The following prerequisites and execution instructions have been considered for a Ubuntu 20.04 LTS system.
- Install Python3.
$ sudo apt-get install python3
- Install pip.
$ sudo apt-get install python3-pip
- Install Scrapy (guide here).
$ sudo apt-get install python3 python3-dev python3-pip libxml2-dev libxslt1-dev zlib1g-dev libffi-dev libssl-dev
$ pip3 install Scrapy
- Install Elasticsearch
$ sudo apt-get install apt-transport-https
$ echo "deb https://artifacts.elastic.co/packages/7.x/apt stable main" | sudo tee /etc/apt/sources.list.d/elastic-7.x.list
$ sudo apt-get update && sudo apt-get install elasticsearch
- Install Django (guide here) and elasticsearch_dsl library.

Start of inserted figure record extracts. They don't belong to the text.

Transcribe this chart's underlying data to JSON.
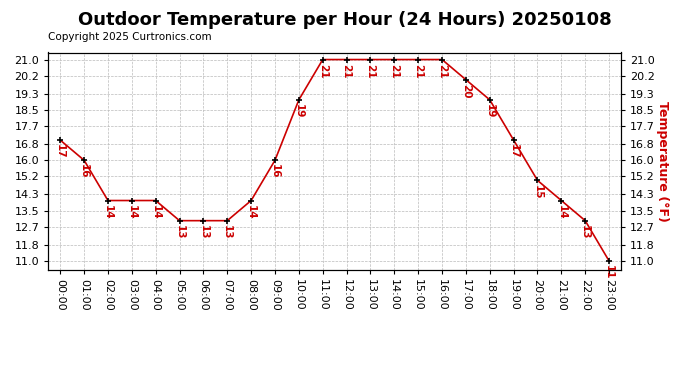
{
  "title": "Outdoor Temperature per Hour (24 Hours) 20250108",
  "copyright": "Copyright 2025 Curtronics.com",
  "ylabel": "Temperature (°F)",
  "hours": [
    0,
    1,
    2,
    3,
    4,
    5,
    6,
    7,
    8,
    9,
    10,
    11,
    12,
    13,
    14,
    15,
    16,
    17,
    18,
    19,
    20,
    21,
    22,
    23
  ],
  "temps": [
    17,
    16,
    14,
    14,
    14,
    13,
    13,
    13,
    14,
    16,
    19,
    21,
    21,
    21,
    21,
    21,
    21,
    20,
    19,
    17,
    15,
    14,
    13,
    11
  ],
  "xlabels": [
    "00:00",
    "01:00",
    "02:00",
    "03:00",
    "04:00",
    "05:00",
    "06:00",
    "07:00",
    "08:00",
    "09:00",
    "10:00",
    "11:00",
    "12:00",
    "13:00",
    "14:00",
    "15:00",
    "16:00",
    "17:00",
    "18:00",
    "19:00",
    "20:00",
    "21:00",
    "22:00",
    "23:00"
  ],
  "yticks": [
    11.0,
    11.8,
    12.7,
    13.5,
    14.3,
    15.2,
    16.0,
    16.8,
    17.7,
    18.5,
    19.3,
    20.2,
    21.0
  ],
  "ylim": [
    10.55,
    21.35
  ],
  "line_color": "#cc0000",
  "marker_color": "#000000",
  "label_color": "#cc0000",
  "grid_color": "#bbbbbb",
  "bg_color": "#ffffff",
  "title_fontsize": 13,
  "copyright_fontsize": 7.5,
  "ylabel_fontsize": 9,
  "tick_fontsize": 8,
  "annotation_fontsize": 7.5
}
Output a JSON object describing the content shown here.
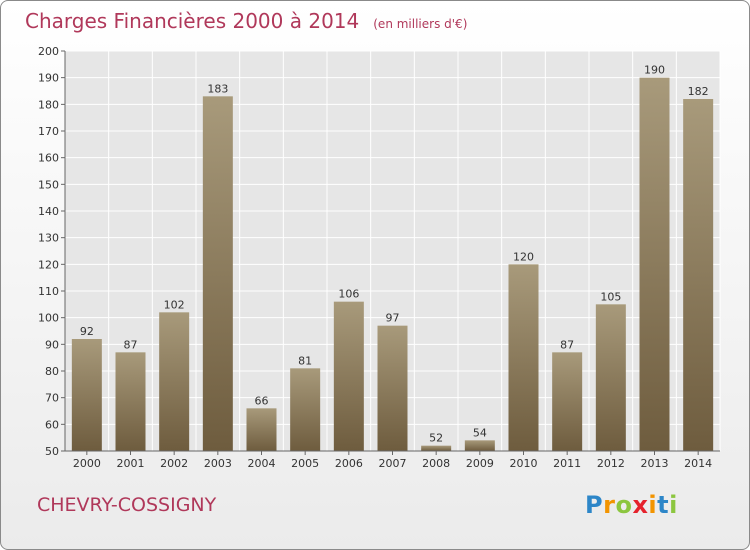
{
  "title": "Charges Financières 2000 à 2014",
  "subtitle": "(en milliers d'€)",
  "commune": "CHEVRY-COSSIGNY",
  "logo": "Proxiti",
  "colors": {
    "accent": "#b0385a",
    "bar_top": "#a89a7b",
    "bar_bottom": "#6e5c3e"
  },
  "chart_data": {
    "type": "bar",
    "title": "Charges Financières 2000 à 2014",
    "subtitle": "(en milliers d'€)",
    "categories": [
      "2000",
      "2001",
      "2002",
      "2003",
      "2004",
      "2005",
      "2006",
      "2007",
      "2008",
      "2009",
      "2010",
      "2011",
      "2012",
      "2013",
      "2014"
    ],
    "values": [
      92,
      87,
      102,
      183,
      66,
      81,
      106,
      97,
      52,
      54,
      120,
      87,
      105,
      190,
      182
    ],
    "ylim": [
      50,
      200
    ],
    "yticks": [
      50,
      60,
      70,
      80,
      90,
      100,
      110,
      120,
      130,
      140,
      150,
      160,
      170,
      180,
      190,
      200
    ],
    "grid": true,
    "data_labels": true
  }
}
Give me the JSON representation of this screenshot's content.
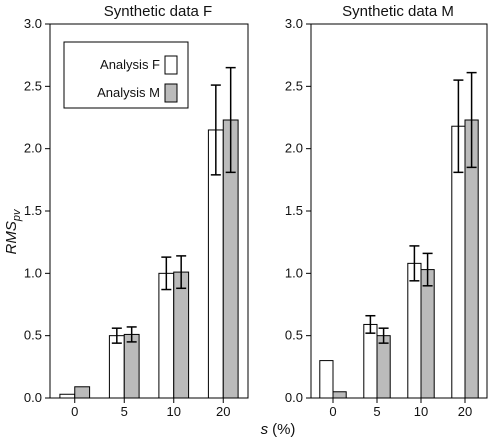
{
  "chart_data": [
    {
      "type": "bar",
      "title": "Synthetic data F",
      "categories": [
        "0",
        "5",
        "10",
        "20"
      ],
      "ylim": [
        0,
        3.0
      ],
      "yticks": [
        "0.0",
        "0.5",
        "1.0",
        "1.5",
        "2.0",
        "2.5",
        "3.0"
      ],
      "ylabel": "RMS",
      "ylabel_sub": "pv",
      "xlabel": "s",
      "xlabel_unit": "(%)",
      "legend": "top-left",
      "series": [
        {
          "name": "Analysis F",
          "color": "#ffffff",
          "values": [
            0.03,
            0.5,
            1.0,
            2.15
          ],
          "err": [
            0,
            0.06,
            0.13,
            0.36
          ]
        },
        {
          "name": "Analysis M",
          "color": "#bbbbbb",
          "values": [
            0.09,
            0.51,
            1.01,
            2.23
          ],
          "err": [
            0,
            0.06,
            0.13,
            0.42
          ]
        }
      ]
    },
    {
      "type": "bar",
      "title": "Synthetic data M",
      "categories": [
        "0",
        "5",
        "10",
        "20"
      ],
      "ylim": [
        0,
        3.0
      ],
      "yticks": [
        "0.0",
        "0.5",
        "1.0",
        "1.5",
        "2.0",
        "2.5",
        "3.0"
      ],
      "series": [
        {
          "name": "Analysis F",
          "color": "#ffffff",
          "values": [
            0.3,
            0.59,
            1.08,
            2.18
          ],
          "err": [
            0,
            0.07,
            0.14,
            0.37
          ]
        },
        {
          "name": "Analysis M",
          "color": "#bbbbbb",
          "values": [
            0.05,
            0.5,
            1.03,
            2.23
          ],
          "err": [
            0,
            0.06,
            0.13,
            0.38
          ]
        }
      ]
    }
  ]
}
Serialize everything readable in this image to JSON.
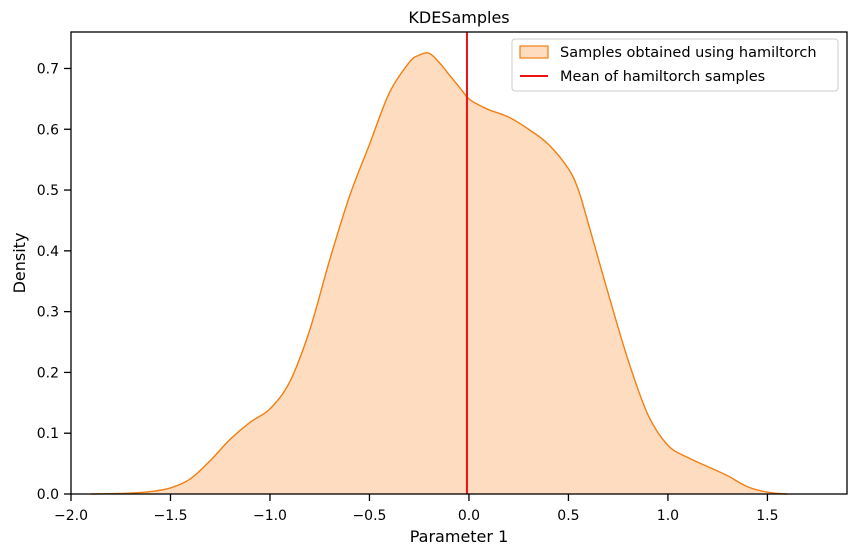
{
  "chart_data": {
    "type": "area",
    "title": "KDESamples",
    "xlabel": "Parameter 1",
    "ylabel": "Density",
    "xlim": [
      -2.0,
      1.9
    ],
    "ylim": [
      0.0,
      0.76
    ],
    "xticks": [
      -2.0,
      -1.5,
      -1.0,
      -0.5,
      0.0,
      0.5,
      1.0,
      1.5
    ],
    "xtick_labels": [
      "−2.0",
      "−1.5",
      "−1.0",
      "−0.5",
      "0.0",
      "0.5",
      "1.0",
      "1.5"
    ],
    "yticks": [
      0.0,
      0.1,
      0.2,
      0.3,
      0.4,
      0.5,
      0.6,
      0.7
    ],
    "ytick_labels": [
      "0.0",
      "0.1",
      "0.2",
      "0.3",
      "0.4",
      "0.5",
      "0.6",
      "0.7"
    ],
    "grid": false,
    "legend_position": "top-right",
    "series": [
      {
        "name": "Samples obtained using hamiltorch",
        "kind": "kde-fill",
        "line_color": "#f07f14",
        "fill_color": "#fedcbf",
        "x": [
          -1.9,
          -1.8,
          -1.7,
          -1.6,
          -1.5,
          -1.4,
          -1.3,
          -1.2,
          -1.1,
          -1.0,
          -0.9,
          -0.8,
          -0.7,
          -0.6,
          -0.5,
          -0.4,
          -0.3,
          -0.25,
          -0.2,
          -0.15,
          -0.1,
          -0.05,
          0.0,
          0.05,
          0.1,
          0.2,
          0.3,
          0.4,
          0.5,
          0.55,
          0.6,
          0.7,
          0.8,
          0.9,
          1.0,
          1.1,
          1.2,
          1.3,
          1.4,
          1.5,
          1.6
        ],
        "y": [
          0.0,
          0.0005,
          0.0015,
          0.004,
          0.01,
          0.025,
          0.055,
          0.09,
          0.118,
          0.14,
          0.185,
          0.27,
          0.385,
          0.49,
          0.575,
          0.66,
          0.71,
          0.722,
          0.725,
          0.71,
          0.69,
          0.67,
          0.65,
          0.64,
          0.632,
          0.62,
          0.6,
          0.575,
          0.535,
          0.5,
          0.445,
          0.33,
          0.22,
          0.13,
          0.08,
          0.06,
          0.045,
          0.03,
          0.012,
          0.003,
          0.0
        ]
      },
      {
        "name": "Mean of hamiltorch samples",
        "kind": "vline",
        "color": "#ee1111",
        "x": -0.01
      }
    ]
  }
}
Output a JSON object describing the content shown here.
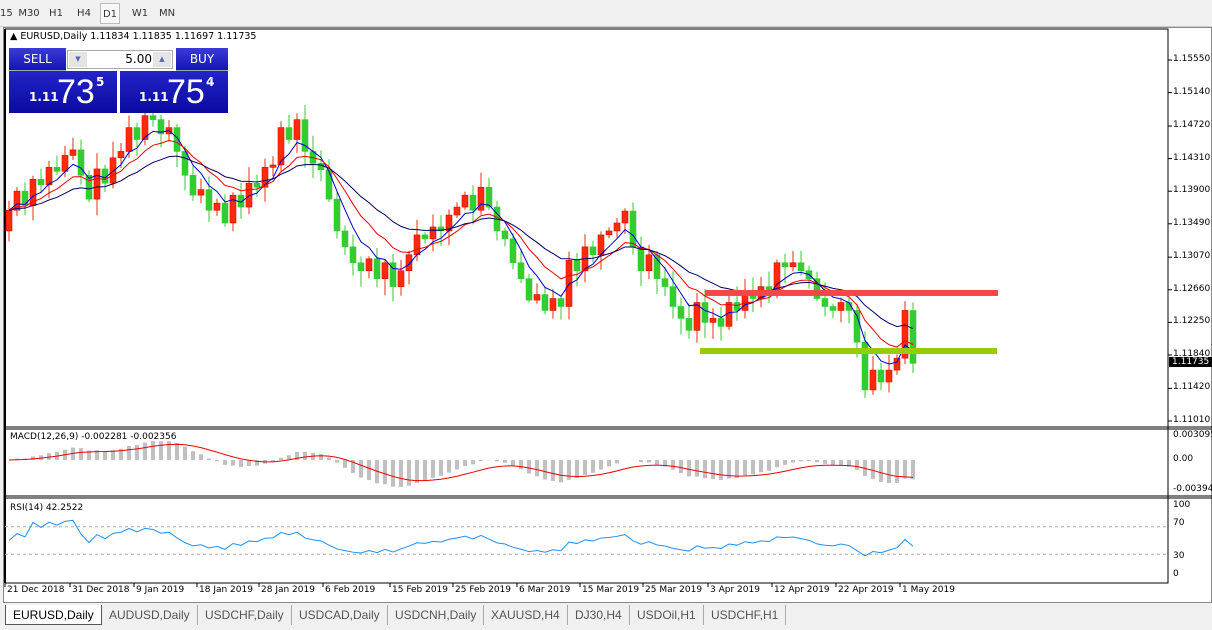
{
  "toolbar": {
    "timeframes": [
      "15",
      "M30",
      "H1",
      "H4",
      "D1",
      "W1",
      "MN"
    ],
    "active": "D1"
  },
  "chart": {
    "header": "EURUSD,Daily  1.11834 1.11835 1.11697 1.11735",
    "trade_panel": {
      "sell_label": "SELL",
      "buy_label": "BUY",
      "lot": "5.00",
      "sell_prefix": "1.11",
      "sell_big": "73",
      "sell_sup": "5",
      "buy_prefix": "1.11",
      "buy_big": "75",
      "buy_sup": "4"
    },
    "price_axis": [
      "1.15550",
      "1.15140",
      "1.14720",
      "1.14310",
      "1.13900",
      "1.13490",
      "1.13070",
      "1.12660",
      "1.12250",
      "1.11840",
      "1.11420",
      "1.11010"
    ],
    "current_price": "1.11735",
    "time_axis": [
      "21 Dec 2018",
      "31 Dec 2018",
      "9 Jan 2019",
      "18 Jan 2019",
      "28 Jan 2019",
      "6 Feb 2019",
      "15 Feb 2019",
      "25 Feb 2019",
      "6 Mar 2019",
      "15 Mar 2019",
      "25 Mar 2019",
      "3 Apr 2019",
      "12 Apr 2019",
      "22 Apr 2019",
      "1 May 2019"
    ],
    "first_open": 1.134,
    "closes": [
      1.1366,
      1.139,
      1.1372,
      1.1405,
      1.1398,
      1.142,
      1.1415,
      1.1435,
      1.1442,
      1.141,
      1.138,
      1.1418,
      1.14,
      1.1432,
      1.144,
      1.147,
      1.1455,
      1.1485,
      1.148,
      1.1462,
      1.147,
      1.144,
      1.141,
      1.1385,
      1.1392,
      1.1366,
      1.1375,
      1.135,
      1.1385,
      1.137,
      1.14,
      1.1395,
      1.142,
      1.1423,
      1.147,
      1.1455,
      1.148,
      1.144,
      1.1425,
      1.1417,
      1.138,
      1.134,
      1.132,
      1.13,
      1.129,
      1.1305,
      1.128,
      1.13,
      1.127,
      1.129,
      1.131,
      1.1335,
      1.133,
      1.1345,
      1.134,
      1.136,
      1.137,
      1.1385,
      1.1366,
      1.1395,
      1.137,
      1.134,
      1.133,
      1.13,
      1.128,
      1.1253,
      1.126,
      1.124,
      1.1255,
      1.1245,
      1.1303,
      1.129,
      1.132,
      1.131,
      1.1335,
      1.134,
      1.135,
      1.1365,
      1.132,
      1.129,
      1.131,
      1.128,
      1.127,
      1.1245,
      1.123,
      1.1215,
      1.125,
      1.1225,
      1.123,
      1.122,
      1.125,
      1.124,
      1.1265,
      1.1255,
      1.127,
      1.1265,
      1.13,
      1.1295,
      1.13,
      1.129,
      1.128,
      1.1255,
      1.1245,
      1.124,
      1.125,
      1.124,
      1.12,
      1.114,
      1.1165,
      1.115,
      1.1165,
      1.118,
      1.124,
      1.11735
    ],
    "bull_color": "#ff2a0a",
    "bear_color": "#33cc33",
    "levels": [
      {
        "price": 1.1262,
        "color": "#f44848"
      },
      {
        "price": 1.1189,
        "color": "#99cc00"
      }
    ],
    "macd": {
      "label": "MACD(12,26,9) -0.002281 -0.002356",
      "axis": [
        "0.003095",
        "0.00",
        "-0.003947"
      ]
    },
    "rsi": {
      "label": "RSI(14) 42.2522",
      "axis": [
        "100",
        "70",
        "30",
        "0"
      ]
    }
  },
  "tabs": [
    "EURUSD,Daily",
    "AUDUSD,Daily",
    "USDCHF,Daily",
    "USDCAD,Daily",
    "USDCNH,Daily",
    "XAUUSD,H4",
    "DJ30,H4",
    "USDOil,H1",
    "USDCHF,H1"
  ],
  "active_tab": "EURUSD,Daily"
}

$ pip3 install Django==3.1.3
$ pip3 install elasticsearch-dsl
- Execute Scrapy spider (this step is not really needed since we did upload the recipes.jsonlines file to the repo). If you still want to re-run the crawling process go to recipes/ folder, delete de recipes.jsonlines and execute the following command.
$ scrapy crawl recipes -o recipes.jsonlines:jsonlines
- Launch Elasticsearch as service
$ sudo systemctl start elasticsearch.service
- Load crawled data into Elastic, using the index_loader.py Python script. This file is placed in recipes/
$ python3 index_loader.py
Notice the recipes.jsonlines file needs to be in the same folder the Python script is.
- Launch the Django app.
$ python3 manage.py runserver
Navigate to localhost:8000/ on your prefered browser too see the app main page.